The map includes several multi-state regions that are identical for MA and Part D. For instance, Vermont, Massachusetts, Connecticut and Rhode Island form one region for both; seven rural states also are combined for a region extending from Montana to Iowa.

In several cases, separate PDP regions are "nested" within a single MA region. Virginia and North Carolina, Mississippi and Louisiana, and Wisconsin and Illinois are among those states that are coupled for Medicare Advantage but are single-state Part D regions.

McClellan said the final map includes more regions for Part D stand-alone plans because CMS wanted to ensure that those regions are manageable for new plan sponsors.

"We didn't want a region to have too many beneficiaries for plans to scale-up and get started in 2006," McClellan declared.

"That's why you'll see the drug plan regions are sometimes smaller than the PPO regions. We didn't want too large a scale right off the bat to get in the way of many plans participating in the drug benefit."

A CMS document states that at least 400,000 individuals must be eligible for Part D benefits in a given region in order to make it viable for two competing PDPs.

On the other hand, more than 3 mil. eligible beneficiaries in a single region is characterized as too large.

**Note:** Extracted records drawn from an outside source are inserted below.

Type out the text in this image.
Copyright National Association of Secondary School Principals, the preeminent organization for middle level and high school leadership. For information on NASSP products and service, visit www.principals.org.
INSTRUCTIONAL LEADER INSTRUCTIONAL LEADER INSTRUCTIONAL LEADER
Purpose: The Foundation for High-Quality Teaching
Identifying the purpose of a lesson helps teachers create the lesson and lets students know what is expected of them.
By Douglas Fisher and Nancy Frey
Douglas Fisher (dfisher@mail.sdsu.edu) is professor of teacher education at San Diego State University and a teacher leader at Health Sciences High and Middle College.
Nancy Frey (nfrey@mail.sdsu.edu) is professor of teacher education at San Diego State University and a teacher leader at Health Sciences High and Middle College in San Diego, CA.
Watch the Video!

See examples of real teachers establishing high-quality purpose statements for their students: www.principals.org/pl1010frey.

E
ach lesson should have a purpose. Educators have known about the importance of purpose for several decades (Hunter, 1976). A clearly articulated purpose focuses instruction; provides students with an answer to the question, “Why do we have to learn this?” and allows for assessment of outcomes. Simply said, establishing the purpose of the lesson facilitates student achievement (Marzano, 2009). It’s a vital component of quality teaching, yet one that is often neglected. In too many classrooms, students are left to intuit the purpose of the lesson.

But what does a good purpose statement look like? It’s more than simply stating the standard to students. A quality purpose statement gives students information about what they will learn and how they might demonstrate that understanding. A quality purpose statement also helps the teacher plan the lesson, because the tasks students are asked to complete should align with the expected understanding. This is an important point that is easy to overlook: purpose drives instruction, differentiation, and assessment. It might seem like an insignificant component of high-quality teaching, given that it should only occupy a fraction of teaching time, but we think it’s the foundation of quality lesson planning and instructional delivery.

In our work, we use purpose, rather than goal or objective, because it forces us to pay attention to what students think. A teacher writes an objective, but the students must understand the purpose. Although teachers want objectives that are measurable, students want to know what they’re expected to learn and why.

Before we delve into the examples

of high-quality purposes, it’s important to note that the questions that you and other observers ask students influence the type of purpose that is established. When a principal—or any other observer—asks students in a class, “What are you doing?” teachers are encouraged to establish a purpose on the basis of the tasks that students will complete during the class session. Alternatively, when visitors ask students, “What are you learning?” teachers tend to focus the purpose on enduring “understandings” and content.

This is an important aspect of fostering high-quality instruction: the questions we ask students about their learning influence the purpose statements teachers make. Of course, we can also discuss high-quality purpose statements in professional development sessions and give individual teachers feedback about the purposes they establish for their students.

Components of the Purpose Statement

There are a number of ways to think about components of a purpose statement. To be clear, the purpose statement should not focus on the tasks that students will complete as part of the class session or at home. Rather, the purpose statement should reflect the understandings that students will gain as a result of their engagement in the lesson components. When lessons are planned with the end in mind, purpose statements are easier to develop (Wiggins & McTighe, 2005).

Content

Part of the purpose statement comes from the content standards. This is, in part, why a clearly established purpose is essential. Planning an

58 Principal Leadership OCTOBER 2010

In that instance, "plans may have difficulty enrolling and providing services to beneficiaries, especially in the start-up year," the document states.

McClellan said CMS also considered state-by-state variations in prescription drug spending.

"Comments clearly indicated that limiting cost variation within a region would likely make it easier for plans to participate, so we grouped states with similar costs together to do just that," he said.

However, he noted, "there is some cost variation within all of the regions," with some of the greatest variations occurring within single states.

For regional health plans, the agency plans to make payment adjustments based on beneficiaries' county of residence.

"This way we'll pay the right amount to plans whose beneficiaries might come from high-cost areas, and we'll avoid paying regional plans too much if their beneficiaries come from low-cost areas," McClellan declared. The system will be set out in the final Medicare Rx implementation regulation expected in January.